Assistive Technology (AT), for What?
Type
Research Group
This year (2022) has seen the publication of the World’s first Global Report on Assistive Technology (GReAT) [1]. This completes almost a decade of work to ensure assistive technology (AT) access is a core development issue. The lack of access to assistive products (APs), such as wheelchairs, hearing aids, and eyeglasses, as well as less well-referenced products such as incontinence pads, mobile phone applications, or walking sticks, affects as many as 2.5 billion people globally. Furthermore, the provision of APs would reap a 1:9 return on investment [2]. This could result in a family in need netting (or living without) over GBP 100,000 in their lifetime [2] or more, if we count dynamic overspills in the economy such as employment of assistive technology services and manufacturing of devices [3].
Abstract:
Amartya Sen’s seminal Tanner lecture: Equality of What? began a contestation on social justice and human wellbeing that saw a new human development paradigm emerge—the capability approach (CA)—which has been influential ever since.
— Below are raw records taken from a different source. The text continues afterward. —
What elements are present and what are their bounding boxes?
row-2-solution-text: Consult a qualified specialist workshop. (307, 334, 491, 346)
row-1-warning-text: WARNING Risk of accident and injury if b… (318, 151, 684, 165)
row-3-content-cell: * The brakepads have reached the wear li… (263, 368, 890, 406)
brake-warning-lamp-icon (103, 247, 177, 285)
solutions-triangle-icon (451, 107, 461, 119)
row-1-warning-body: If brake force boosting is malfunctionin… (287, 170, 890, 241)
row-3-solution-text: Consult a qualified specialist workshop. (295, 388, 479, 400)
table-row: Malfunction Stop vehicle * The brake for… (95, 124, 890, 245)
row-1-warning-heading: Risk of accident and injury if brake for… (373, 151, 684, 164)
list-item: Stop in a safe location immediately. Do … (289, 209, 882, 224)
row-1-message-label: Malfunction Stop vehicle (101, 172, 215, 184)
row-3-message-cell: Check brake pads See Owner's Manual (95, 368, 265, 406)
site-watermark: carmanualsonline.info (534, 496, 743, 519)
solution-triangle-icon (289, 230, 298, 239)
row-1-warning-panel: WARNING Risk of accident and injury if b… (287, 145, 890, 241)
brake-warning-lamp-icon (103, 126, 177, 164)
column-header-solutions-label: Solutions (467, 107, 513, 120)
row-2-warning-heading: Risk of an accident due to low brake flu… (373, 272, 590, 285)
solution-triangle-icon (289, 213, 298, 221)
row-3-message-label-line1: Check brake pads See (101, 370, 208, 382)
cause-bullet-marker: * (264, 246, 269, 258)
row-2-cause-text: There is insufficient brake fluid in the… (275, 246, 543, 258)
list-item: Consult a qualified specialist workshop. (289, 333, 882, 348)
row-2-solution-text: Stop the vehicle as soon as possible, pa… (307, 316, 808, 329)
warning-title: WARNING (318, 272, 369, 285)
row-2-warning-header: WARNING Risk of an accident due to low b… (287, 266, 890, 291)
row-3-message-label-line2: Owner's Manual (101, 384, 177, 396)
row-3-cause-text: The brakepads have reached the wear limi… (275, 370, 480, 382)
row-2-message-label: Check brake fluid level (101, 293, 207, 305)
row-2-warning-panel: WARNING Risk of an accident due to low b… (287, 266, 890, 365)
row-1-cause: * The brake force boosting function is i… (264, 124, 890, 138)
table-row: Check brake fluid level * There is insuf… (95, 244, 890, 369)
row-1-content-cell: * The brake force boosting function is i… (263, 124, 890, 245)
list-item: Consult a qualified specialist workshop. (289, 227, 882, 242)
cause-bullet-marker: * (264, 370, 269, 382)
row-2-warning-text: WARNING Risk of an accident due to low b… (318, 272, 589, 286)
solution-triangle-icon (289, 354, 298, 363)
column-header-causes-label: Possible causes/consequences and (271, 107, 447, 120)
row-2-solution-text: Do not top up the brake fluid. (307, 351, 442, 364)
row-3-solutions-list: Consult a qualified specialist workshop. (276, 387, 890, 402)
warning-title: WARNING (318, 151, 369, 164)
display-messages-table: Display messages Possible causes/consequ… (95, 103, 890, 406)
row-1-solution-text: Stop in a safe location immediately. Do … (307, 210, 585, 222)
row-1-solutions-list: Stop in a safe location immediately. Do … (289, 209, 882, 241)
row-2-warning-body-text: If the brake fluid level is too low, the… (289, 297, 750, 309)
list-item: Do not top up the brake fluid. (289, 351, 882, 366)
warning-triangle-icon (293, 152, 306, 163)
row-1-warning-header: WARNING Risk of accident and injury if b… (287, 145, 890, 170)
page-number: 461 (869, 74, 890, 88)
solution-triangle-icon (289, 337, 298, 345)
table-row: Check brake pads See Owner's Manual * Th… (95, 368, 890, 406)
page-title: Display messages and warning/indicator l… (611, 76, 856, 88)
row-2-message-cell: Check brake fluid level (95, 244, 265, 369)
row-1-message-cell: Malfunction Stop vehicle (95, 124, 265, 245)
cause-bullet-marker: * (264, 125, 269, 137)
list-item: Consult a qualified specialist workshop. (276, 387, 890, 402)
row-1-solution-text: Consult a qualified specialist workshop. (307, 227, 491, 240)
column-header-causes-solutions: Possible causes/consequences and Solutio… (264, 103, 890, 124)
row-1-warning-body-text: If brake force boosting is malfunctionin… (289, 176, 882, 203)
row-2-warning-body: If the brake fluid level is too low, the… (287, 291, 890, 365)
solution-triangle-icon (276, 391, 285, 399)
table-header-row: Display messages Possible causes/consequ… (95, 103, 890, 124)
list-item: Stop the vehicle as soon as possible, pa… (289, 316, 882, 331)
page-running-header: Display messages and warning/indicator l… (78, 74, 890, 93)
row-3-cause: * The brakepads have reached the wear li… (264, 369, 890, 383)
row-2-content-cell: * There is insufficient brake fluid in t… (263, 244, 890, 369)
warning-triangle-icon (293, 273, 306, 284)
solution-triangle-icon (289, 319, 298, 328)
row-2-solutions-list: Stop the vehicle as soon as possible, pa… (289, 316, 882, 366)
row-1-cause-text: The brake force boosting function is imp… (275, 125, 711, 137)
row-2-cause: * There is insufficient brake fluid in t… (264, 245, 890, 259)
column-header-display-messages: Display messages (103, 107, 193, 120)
Following interviews with leading global assistive technology (AT) stakeholders, and users, this paper takes inspiration from Sen’s core question and posits, AT for what? arguing that AT should be understood as a mechanism to achieve the things that AT users’ value. Significantly, our research found no commonly agreed operational global framework for (disability) justice within which leading AT stakeholders were operating. Instead, actors were loosely aligned through funding priorities and the CRPD. We suggest that this raises the possibility for (welcome and needed) incoming actors to diverge from efficiently designed collective action, due to perverse incentives enabled by unanchored interventions. The Global Report on Assistive Technology (GReAT) helps, greatly! However, we find there are still vital gaps in coordination; as technology advances, and AT proliferates, no longer can the device-plus-service approach suffice. Rather, those of us interested in human flourishing might explore locating AT access within an operational global framework for disability justice, which recognizes AT as a mechanism to achieve broader aims, linked to people’s capabilities to choose what they can do and be.